The new head of Britain’s foreign intelligence agency, MI6, has warned the public in his first public address that the UK is “currently operating between peace and war” and that “the front lines are everywhere” amid rising tensions with Russia.
Blaise Metreweri will start this fall, becoming the first female director in the Secret Service’s 116-year history. The director, commonly referred to as “C,” is the only publicly named member of the notoriously secretive organization.
In a speech at MI6 headquarters in London on Monday, Metreweri highlighted the serious threat posed by Russia and condemned the Kremlin’s attempts to “bully, fearmonger and manipulate”.
“We all continue to face the threat of an aggressive, expansionist, revisionist Russia that seeks to conquer Ukraine and harass NATO…[Putin]is prolonging negotiations and shifting the costs of the war to his own people,” she said.
Metreweri emphasized the need to master new technologies, saying recent advances in artificial intelligence, biotechnology and quantum computing could converge to create “science fiction-like tools” that could be used as dangerous weapons.
He previously led the service’s technology and innovation teams, a role best known as “Q” in the James Bond movies.
From AI-powered robots that could have devastating effects on the battlefield to algorithms that could become “as powerful as nations”, the new spy chief has warned of the need to harness “all the data” to Britain’s strategic advantage.
She also highlighted the increasingly complex threat landscape facing the UK, which is being contested “from the sea to space, from the battlefield to the boardroom. And as disinformation manipulates our understanding of each other and ourselves, even our brains are at stake.”
Security experts say Russia is waging a hybrid war against Ukraine’s Western allies following Russia’s full-scale invasion of its neighbor. In Britain, police said Russian-backed agents set fire to a factory linked to Ukraine.
Elsewhere in Europe, drones spotted near airports have grounded flights, violated NATO airspace in Poland and Romania, and severed undersea cables in the Baltic Sea, raising fears of sabotage. Russia has not claimed responsibility for any involvement in these incidents.
The MI6 boss also highlighted the power of human agency in dealing with threats to Britain’s security.
“The defining challenge of the 21st century is not just who wields the most powerful technology, but who guides it with the greatest wisdom. Our security, prosperity and humanity depend on it,” Metreweri said.
He called for a “rediscovery of our common humanity” to determine how the future unfolds in a more dangerous technology-mediated world.

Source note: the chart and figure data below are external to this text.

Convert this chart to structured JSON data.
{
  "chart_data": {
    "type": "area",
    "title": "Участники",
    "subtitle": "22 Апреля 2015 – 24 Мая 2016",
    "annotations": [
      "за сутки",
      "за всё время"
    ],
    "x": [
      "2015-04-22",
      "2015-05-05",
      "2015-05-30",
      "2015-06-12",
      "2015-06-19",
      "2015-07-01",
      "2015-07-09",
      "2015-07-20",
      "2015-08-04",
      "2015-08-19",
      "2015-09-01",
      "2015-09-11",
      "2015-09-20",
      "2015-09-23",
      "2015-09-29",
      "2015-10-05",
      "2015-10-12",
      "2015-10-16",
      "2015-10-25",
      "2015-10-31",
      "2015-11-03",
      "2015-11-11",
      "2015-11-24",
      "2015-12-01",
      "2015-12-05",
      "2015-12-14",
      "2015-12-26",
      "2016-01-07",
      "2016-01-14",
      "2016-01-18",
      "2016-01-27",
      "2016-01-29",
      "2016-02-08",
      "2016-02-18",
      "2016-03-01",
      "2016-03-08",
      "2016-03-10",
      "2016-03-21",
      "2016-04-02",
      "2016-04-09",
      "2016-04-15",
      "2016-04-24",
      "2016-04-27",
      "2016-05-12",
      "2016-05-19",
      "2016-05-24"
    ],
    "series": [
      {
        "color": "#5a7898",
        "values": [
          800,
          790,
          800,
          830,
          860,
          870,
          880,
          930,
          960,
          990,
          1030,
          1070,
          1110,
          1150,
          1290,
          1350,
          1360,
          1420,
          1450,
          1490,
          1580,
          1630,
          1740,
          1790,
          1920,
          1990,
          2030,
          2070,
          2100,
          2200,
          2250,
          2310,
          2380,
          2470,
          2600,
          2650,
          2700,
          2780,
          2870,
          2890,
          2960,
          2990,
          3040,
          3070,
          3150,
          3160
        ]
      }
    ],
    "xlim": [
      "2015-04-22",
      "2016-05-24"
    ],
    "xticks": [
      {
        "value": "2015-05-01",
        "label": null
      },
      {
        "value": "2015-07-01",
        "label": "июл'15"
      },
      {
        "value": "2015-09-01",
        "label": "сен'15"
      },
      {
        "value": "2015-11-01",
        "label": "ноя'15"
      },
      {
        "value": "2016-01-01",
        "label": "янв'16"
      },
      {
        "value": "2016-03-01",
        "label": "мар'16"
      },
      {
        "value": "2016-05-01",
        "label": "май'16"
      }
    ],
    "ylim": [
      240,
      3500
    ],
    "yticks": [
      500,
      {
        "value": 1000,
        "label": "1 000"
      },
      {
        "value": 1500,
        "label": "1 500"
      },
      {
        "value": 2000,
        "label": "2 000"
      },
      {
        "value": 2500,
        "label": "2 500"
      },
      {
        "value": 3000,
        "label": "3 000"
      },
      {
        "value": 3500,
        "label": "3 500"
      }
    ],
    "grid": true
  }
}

“Our world is being remade, and for the first time, we are all at the center of it,” she said.
“What defines us is not what we can do, but what we choose to do. That choice, the exercise of human agency, has shaped our world and will shape it again,” she added.
The MI6 chief’s speech came just a week after British Foreign Secretary Yvette Cooper’s speech highlighted the threat of information warfare. Mr Cooper said the government had sanctioned two China-based companies for “large scale and indiscriminate cyber operations against the UK and its allies”, as well as a number of organizations and individuals responsible for “conducting Russia’s information warfare”.
Earlier this year, MI6 launched an online portal aimed at using the dark web to lure potential spies into submitting sensitive information, specifically targeting Russia.
The portal, called Silent Courier, provides anonymous access to the secure MI6 messaging platform, allowing users to send information to British intelligence agencies from anywhere in the world. The announcement comes after former spy chief Richard Moore gave an extraordinary speech in Prague in July 2023, appealing to Russians to spy for Britain.